9.1 The Influence of Air-Sea Interaction in the North Pacific on ENSO

Thursday, 12 July 2012: 1:30 PM
Essex North (Westin Copley Place)
Michael A. Alexander, NOAA/ESRL, Boulder, CO; and C. Deser, J. D. Scott, and A. Capotondi

Vimont et al. (2001, 2003, J. Climate) proposed an extratropical-to-tropical connection termed the “seasonal footprinting mechanism” (SFM), where internal fluctuations in the atmospheric circulation over the North Pacific during winter imparts a “footprint” on the ocean through changes in the surface heat fluxes.

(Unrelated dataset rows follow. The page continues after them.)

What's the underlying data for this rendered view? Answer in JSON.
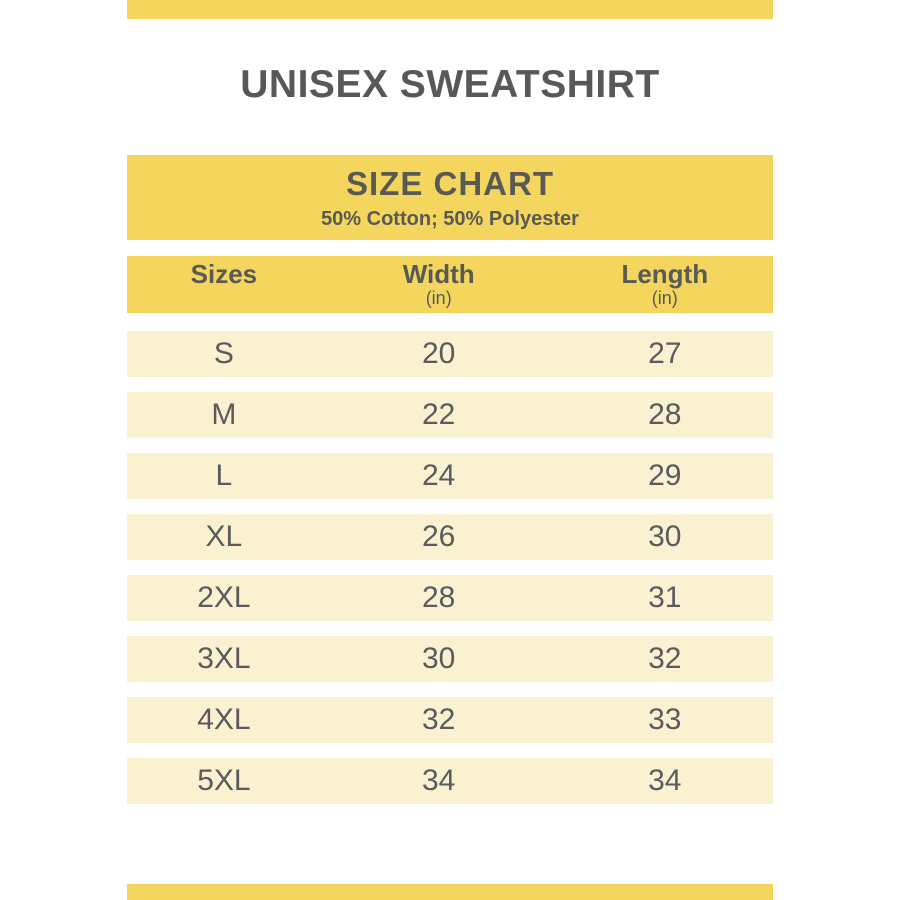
{
  "page": {
    "title": "UNISEX SWEATSHIRT"
  },
  "size_chart": {
    "heading": "SIZE CHART",
    "subheading": "50% Cotton; 50% Polyester",
    "columns": {
      "sizes": {
        "label": "Sizes",
        "unit": ""
      },
      "width": {
        "label": "Width",
        "unit": "(in)"
      },
      "length": {
        "label": "Length",
        "unit": "(in)"
      }
    },
    "rows": [
      {
        "size": "S",
        "width": "20",
        "length": "27"
      },
      {
        "size": "M",
        "width": "22",
        "length": "28"
      },
      {
        "size": "L",
        "width": "24",
        "length": "29"
      },
      {
        "size": "XL",
        "width": "26",
        "length": "30"
      },
      {
        "size": "2XL",
        "width": "28",
        "length": "31"
      },
      {
        "size": "3XL",
        "width": "30",
        "length": "32"
      },
      {
        "size": "4XL",
        "width": "32",
        "length": "33"
      },
      {
        "size": "5XL",
        "width": "34",
        "length": "34"
      }
    ]
  },
  "chart_data": {
    "type": "table",
    "title": "SIZE CHART",
    "subtitle": "50% Cotton; 50% Polyester",
    "columns": [
      "Sizes",
      "Width (in)",
      "Length (in)"
    ],
    "rows": [
      [
        "S",
        20,
        27
      ],
      [
        "M",
        22,
        28
      ],
      [
        "L",
        24,
        29
      ],
      [
        "XL",
        26,
        30
      ],
      [
        "2XL",
        28,
        31
      ],
      [
        "3XL",
        30,
        32
      ],
      [
        "4XL",
        32,
        33
      ],
      [
        "5XL",
        34,
        34
      ]
    ]
  },
  "colors": {
    "accent_yellow": "#F4D65E",
    "row_cream": "#FAF1D0",
    "title_text": "#58585A",
    "cell_text": "#5B5B5F"
  }
}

The SST anomalies in the subtropical Pacific, subsequently impact the atmospheric circulation including zonal wind stress and heat flux anomalies that extend into the central and western tropical Pacific in spring and summer. These anomalies can excite an ENSO response in the subsequent fall and winter. The heat content in the western equatorial Pacific also serves as a precursor to ENSO but is most effective in combination with SFM-like anomalies (Anderson 2007, GRL). Observations indicate that an anomalously deep thermocline in the western equatorial Pacific in summer, followed by anomalous westerlies over the subtropical North Pacific during winter, favors the development of El Niño events during the subsequent winter, 12-15 month after the initial thermocline anomalies.

Here, we examine the joint impact of these precursors on ENSO using observations and CCSM4, NCAR's general circulation model. We also explore the processes through which the SFM signal propagates from the subtropics towards the equator and its interactions with the local thermocline anomalies.